Quid de l’approvisionnement en phosphore dans 10 ans ?
Grâce à ces bases, les industries des eaux usées, des déchets et des engrais peuvent désormais développer des produits et des circuits de distribution qui réinjectent le phosphore secondaire provenant de boues d’épurations et de farines animales retraitées dans l’agriculture. Les premiers engrais contenant du phosphore de production suisse seront vraisemblablement mis sur le marché à partir de 2021, ce qui réduira progressivement la dépendance à l’égard des importations ainsi que les apports de cadmium et en uranium dans les champs suisses. En termes de potentiel, tous les engrais phosphatés nécessaires à l’agriculture pourraient provenir de la production suisse d’ici à 10 ans.
Bibliographie
Rapport agricole 2017 : Office fédéral de l’agriculture, www.2017.agrarbericht.ch
Binder C.R. & Mehr J. 2018 : Phosphorflüsse in der Schweiz 2015 ; Stand, Entwicklungen und Treiber. EPF Lausanne. Sur mandat de l’Office fédéral de l’environnement. 91 p.
Seidl R., Estermann E. et Krütli P. 2016 : Projekt : Mineralischer Recyclingdünger in der Schweiz – Modul A : Akzeptanz von Phosphor aus Rückgewinnung.
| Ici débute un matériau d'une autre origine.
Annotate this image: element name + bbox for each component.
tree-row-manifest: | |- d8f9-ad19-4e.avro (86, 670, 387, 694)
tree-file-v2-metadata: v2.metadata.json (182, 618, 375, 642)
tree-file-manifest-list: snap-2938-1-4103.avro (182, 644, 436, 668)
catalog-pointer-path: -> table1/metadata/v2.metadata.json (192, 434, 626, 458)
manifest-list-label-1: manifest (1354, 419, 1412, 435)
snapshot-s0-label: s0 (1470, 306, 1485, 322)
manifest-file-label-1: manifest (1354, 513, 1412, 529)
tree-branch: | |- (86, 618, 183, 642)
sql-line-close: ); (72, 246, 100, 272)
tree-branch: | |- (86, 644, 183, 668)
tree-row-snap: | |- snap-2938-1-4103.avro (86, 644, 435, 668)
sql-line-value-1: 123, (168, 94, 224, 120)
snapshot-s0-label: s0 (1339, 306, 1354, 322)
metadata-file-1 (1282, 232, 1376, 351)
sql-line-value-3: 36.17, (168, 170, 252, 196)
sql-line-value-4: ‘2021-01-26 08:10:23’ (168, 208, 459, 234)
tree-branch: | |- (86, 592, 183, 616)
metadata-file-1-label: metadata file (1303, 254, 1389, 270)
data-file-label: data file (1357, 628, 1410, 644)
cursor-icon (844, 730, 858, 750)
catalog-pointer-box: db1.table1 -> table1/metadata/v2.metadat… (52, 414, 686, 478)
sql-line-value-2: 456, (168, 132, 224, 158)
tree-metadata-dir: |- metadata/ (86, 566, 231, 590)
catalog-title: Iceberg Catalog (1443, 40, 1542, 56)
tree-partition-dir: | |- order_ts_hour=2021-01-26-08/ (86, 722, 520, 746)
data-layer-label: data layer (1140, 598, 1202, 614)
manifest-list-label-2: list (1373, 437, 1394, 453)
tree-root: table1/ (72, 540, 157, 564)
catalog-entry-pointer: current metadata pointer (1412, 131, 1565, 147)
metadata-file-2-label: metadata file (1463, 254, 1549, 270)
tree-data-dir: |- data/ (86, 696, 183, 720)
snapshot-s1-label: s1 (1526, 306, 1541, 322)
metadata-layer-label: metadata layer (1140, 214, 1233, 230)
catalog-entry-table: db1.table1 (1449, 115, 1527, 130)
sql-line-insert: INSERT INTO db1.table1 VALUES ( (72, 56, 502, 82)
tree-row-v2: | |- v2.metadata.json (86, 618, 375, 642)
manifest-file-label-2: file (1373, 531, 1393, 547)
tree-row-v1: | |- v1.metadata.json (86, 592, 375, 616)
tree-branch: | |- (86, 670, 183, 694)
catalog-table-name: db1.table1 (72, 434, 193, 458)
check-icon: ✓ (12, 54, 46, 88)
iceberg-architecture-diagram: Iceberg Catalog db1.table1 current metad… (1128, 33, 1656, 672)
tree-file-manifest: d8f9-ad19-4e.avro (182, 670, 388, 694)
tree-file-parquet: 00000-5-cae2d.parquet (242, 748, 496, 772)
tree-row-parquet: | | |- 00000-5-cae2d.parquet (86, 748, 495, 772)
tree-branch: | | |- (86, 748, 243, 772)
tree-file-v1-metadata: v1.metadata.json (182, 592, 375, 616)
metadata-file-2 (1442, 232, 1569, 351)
ETH Zürich. Sur mandat de l’OFAG. 51 p.
Spörri A., Erny I., Hermann L. und Hermann R. 2017 : Beurteilung von Technologien zur Phosphor-Rückgewinnung. Ernst Basler und Partner. Sur mandat de l’Office fédéral de l’environnement OFEV. 3 p.
Van Kauwenbergh S.J., Stewart M., Mikkelsen R. 2013 : World Reserves of Phosphate Rock. A Dynamic and Unfolding Story. Better Crops 2013, 18 – 20.
Weggler K., Richner W., Reiser R., Bucheli T., Bürge D. et Mayer J. 2017 : Entwicklung agronomischer und ökologischer Anforderungen an die Mindestqualität von Mineralischen Recyclingdüngern (MinRec). Teil I : Grundlagen. Agroscope. Sur mandat de l’OFAG, 74 p.
Zimmermann 2018 : Herleitung von Grenzwerten für die neue Düngerkategorie « mineralische Recyclingdünger ». Office fédéral de l’agriculture, 6 p.